Our conversation went something like this:
Client: How are you taking advantage of your free time with the lockdown?
Me: I’m not trying to do much more in my free time.
Client: You aren’t reading more, learning something new, or trying to improve your health? Aren’t you trying to stay productive and make the best use of your free time?
Me: Well, some of those things are happening naturally, but I’m not trying to cram any more stuff into the time I have. The only thing I’m trying to do more of – is less!
Me: I’m doing one thing at a time. Mono-tasking. I am paying attention to what’s in front of me. I’m spending a lot more time just sitting around playing with 13-month-old son.
Client: I’m trying to figure out what else I should be doing with my free time. I have a few hours a day freed up with no need to commute to work. I want to make the best of this opportunity.
Me: Are you enjoying your free time?
Client: Absolutely!
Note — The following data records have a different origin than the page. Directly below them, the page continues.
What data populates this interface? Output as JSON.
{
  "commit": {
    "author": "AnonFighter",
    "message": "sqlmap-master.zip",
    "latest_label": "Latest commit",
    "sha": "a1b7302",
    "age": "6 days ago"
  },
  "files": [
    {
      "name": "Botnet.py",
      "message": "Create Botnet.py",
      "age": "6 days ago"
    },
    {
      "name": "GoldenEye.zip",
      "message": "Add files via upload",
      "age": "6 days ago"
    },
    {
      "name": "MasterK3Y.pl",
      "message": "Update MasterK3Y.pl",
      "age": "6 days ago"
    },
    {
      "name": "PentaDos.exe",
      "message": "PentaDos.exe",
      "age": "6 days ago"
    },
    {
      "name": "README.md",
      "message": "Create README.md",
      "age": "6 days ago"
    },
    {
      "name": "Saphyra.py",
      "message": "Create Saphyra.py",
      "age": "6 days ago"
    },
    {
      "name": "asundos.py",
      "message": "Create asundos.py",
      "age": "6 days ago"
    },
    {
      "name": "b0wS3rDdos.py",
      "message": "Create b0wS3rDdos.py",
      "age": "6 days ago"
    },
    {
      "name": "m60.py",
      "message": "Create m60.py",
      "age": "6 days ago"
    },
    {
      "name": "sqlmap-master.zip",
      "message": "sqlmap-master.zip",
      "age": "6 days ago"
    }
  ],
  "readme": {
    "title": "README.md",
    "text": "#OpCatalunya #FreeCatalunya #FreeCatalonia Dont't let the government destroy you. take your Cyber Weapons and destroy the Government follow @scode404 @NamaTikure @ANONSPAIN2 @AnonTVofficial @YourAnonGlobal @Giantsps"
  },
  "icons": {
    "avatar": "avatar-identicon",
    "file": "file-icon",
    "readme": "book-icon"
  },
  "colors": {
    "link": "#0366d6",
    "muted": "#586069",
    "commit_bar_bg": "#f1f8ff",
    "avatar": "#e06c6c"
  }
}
It’s awesome. I’m spending more time with my family and just hanging out at home is nice for a change.
Me: Maybe that’s what you should be doing? At least until an insight strikes and you feel naturally inspired to do something else.
Client: Perhaps. But I still have this nagging sense that I should be doing more with my time.
…and so it continued.
The perspective that more is better is a common one. Modern society praises advancement, as measured in specific terms such as speed, strength, income, knowledge, etc. However, who says that is the way to live? It’s also entirely unclear that performing well in any domain is a product of doing more. Productivity and effectiveness are altogether different things. The critical question is, how can we be more effective?
One way is to better align with the natural pace of life. Life, it turns out, does have a pace to it. Our psychologies have an entirely different pace. Life has a slowness to it. Thoughts move quickly. With the lockdown in place, we have a choice to make. Do we allow ourselves to quicken our actions to match the hectic pace of our minds, or do we become more comfortable with a slower way of being?
It’s a worthy experiment. Up for the challenge? Here it is:
Instead of trying to fill every waking hour of lockdown time with reading, virtual happy hours, online webinars, and home improvement projects, allow for ample free time. Find the capacity to live more slowly. Focus on one-thing-at-a time. Sit around with nothing to do. Cook and eat while noticing what you are doing for a change. Rediscover what’s on the other side of boredom. Here’s an advanced strategy: watch TV without picking up your phone!
This form of slow living has a remarkable side-effect. When we slow down to the natural speed of life, we give our creative selves a chance to arise. This is what’s on the other side of boredom. By doing less and slowing down, notice if something arises in you, something inspiring, that motivates you to take action in the pursuit of something with real meaning. Until then, keep sitting on the couch.